Décision n°97-2140 du 28 octobre 1997

Le Conseil constitutionnel,

Vu la requête présentée par M. Christian Mandon, demeurant à Moragne (Charente-Maritime), déposée à la préfecture de la Charente-Maritime le 4 juin 1997 et enregistrée au secrétariat général du Conseil constitutionnel le 5 juin 1997 et dirigée contre les opérations électorales auxquelles il a été procédé les 25 mai et 1er juin 1997 dans la 5e circonscription de la Charente-Maritime pour la désignation d'un député à l'Assemblée nationale ;

Vu le mémoire en défense présenté par M. Didier Quentin, député, enregistré comme ci-dessus le 26 juin 1997 ;

Vu les observations présentées par le ministre de l'intérieur, enregistrées comme ci-dessus les 11 juin et 3 juillet 1997 ;

Vu le mémoire en réplique présenté par M. Mandon, enregistré comme ci-dessus le 19 septembre 1997 ;

Vu l'article 59 de la Constitution ;

Vu l'ordonnance no 58-1067 du 7 novembre 1958 modifiée portant loi organique sur le Conseil constitutionnel ;

Vu le code électoral ;

Vu le règlement applicable à la procédure suivie devant le Conseil constitutionnel pour le contentieux de l'élection des députés et des sénateurs ;

Vu les autres pièces produites et jointes au dossier ;

Le rapporteur ayant été entendu ;

Considérant que la requête n'invoque que des irrégularités, au demeurant mineures, qui auraient été commises dans l'unique bureau de vote de la commune de Moragne, comptant 276 électeurs inscrits ; qu'eu égard à l'écart de voix entre les candidats, tant au premier qu'au second tour, les irrégularités alléguées par M. Mandon n'ont pu, en tout état de cause, altérer la sincérité du scrutin ; que la requête doit être, par suite, rejetée,

Décide :

AN, CHARENTE-MARITIME (5e CIRCONSCRIPTION)

M. CHRISTIAN MANDON

Art. 1er. - La requête de M. Christian Mandon est rejetée.

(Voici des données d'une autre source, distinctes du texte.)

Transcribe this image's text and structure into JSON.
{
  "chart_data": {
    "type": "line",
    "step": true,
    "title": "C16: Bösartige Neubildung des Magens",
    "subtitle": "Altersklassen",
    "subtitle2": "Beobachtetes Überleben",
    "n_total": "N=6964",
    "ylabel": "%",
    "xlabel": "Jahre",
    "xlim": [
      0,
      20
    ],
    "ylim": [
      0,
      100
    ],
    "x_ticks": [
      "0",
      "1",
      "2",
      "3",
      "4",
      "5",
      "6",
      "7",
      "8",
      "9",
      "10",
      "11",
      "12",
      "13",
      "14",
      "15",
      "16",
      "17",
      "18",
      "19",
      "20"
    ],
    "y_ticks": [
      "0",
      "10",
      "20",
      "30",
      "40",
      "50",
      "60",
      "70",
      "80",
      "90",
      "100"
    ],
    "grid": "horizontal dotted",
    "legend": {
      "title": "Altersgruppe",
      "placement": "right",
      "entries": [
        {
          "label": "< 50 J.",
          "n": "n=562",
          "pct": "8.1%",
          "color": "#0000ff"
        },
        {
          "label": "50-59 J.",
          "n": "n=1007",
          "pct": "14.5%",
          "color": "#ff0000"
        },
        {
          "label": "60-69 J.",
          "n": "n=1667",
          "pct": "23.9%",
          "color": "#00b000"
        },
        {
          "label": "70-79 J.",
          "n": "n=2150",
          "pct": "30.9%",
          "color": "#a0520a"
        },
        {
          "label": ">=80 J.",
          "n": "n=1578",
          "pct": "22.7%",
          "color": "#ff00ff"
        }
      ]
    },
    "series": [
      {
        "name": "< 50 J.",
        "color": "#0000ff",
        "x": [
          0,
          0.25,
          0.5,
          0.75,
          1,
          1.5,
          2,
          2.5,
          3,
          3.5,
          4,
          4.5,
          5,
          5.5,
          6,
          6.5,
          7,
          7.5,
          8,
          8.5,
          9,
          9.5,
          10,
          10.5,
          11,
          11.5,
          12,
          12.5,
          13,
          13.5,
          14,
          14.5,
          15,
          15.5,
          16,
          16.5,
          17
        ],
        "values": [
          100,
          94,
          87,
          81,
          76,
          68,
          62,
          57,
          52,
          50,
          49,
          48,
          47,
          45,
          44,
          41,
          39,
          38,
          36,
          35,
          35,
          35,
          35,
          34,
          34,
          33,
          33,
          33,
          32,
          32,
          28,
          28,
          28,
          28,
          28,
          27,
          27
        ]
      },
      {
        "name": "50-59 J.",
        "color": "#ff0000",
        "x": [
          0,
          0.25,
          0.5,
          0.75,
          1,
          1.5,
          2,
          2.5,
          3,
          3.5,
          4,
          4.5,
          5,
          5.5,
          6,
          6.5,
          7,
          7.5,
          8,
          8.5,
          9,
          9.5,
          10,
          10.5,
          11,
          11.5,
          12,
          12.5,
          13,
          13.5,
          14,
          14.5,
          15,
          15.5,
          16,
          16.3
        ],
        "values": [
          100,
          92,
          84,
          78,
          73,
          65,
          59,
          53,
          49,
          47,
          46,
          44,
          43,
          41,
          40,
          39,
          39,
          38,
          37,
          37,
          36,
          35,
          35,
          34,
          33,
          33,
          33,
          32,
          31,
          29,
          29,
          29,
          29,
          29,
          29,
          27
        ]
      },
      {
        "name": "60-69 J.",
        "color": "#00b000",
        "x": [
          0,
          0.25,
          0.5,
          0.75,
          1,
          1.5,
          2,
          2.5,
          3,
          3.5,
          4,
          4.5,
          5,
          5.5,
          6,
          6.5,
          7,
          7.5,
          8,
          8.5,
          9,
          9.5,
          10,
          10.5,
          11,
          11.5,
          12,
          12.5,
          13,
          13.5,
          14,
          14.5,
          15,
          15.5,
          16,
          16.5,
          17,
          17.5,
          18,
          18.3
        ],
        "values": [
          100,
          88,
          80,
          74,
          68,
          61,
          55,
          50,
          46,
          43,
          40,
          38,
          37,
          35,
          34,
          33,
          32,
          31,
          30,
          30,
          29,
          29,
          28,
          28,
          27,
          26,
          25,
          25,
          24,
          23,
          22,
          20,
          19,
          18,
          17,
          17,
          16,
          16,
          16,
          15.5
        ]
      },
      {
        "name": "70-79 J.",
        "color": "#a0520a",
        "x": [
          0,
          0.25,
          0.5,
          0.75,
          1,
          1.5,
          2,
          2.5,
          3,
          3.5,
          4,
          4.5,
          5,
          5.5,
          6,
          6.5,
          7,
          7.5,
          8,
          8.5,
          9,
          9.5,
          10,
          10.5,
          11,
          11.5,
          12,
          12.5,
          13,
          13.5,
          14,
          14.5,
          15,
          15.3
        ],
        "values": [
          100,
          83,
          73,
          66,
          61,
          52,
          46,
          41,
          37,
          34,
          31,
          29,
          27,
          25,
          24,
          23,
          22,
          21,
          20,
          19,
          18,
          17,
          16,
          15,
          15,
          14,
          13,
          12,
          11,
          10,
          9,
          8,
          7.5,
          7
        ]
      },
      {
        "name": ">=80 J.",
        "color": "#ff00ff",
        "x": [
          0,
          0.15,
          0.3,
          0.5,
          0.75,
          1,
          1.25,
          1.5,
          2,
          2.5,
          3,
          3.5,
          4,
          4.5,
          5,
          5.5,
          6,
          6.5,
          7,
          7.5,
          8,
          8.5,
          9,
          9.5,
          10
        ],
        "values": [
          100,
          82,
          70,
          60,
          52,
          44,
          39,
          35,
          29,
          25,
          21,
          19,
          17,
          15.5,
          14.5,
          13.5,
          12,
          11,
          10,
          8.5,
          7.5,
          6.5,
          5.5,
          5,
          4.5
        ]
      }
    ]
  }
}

Art. 2. - La présente décision sera notifiée à l'Assemblée nationale et publiée au Journal officiel de la République française.

Délibéré par le Conseil constitutionnel dans sa séance du 28 octobre 1997, où siégeaient : MM. Roland Dumas, président, Georges Abadie, Michel Ameller, Jean Cabannes, Maurice Faure, Yves Guéna, Alain Lancelot, Mme Noëlle Lenoir et M. Jacques Robert.

REJET DE LA REQUETE DE M. CHRISTIAN MANDON TENDANT A L'ANNULATION DES OPERATIONS ELECTORALES AUXQUELLES IL A ETE PROCEDE LES 25-05-1997 ET 01-06-1997 DANS LA CIRCONSCRIPTION PRECITEE,POUR LA DESIGNATION D'UN DEPUTE A L'ASSEMBLEE NATIONALE.

APPLICATION DE L'ART. 59 DE LA CONSTITUTION ET DE L'ORDONNANCE 581067 DU 07-11-1958.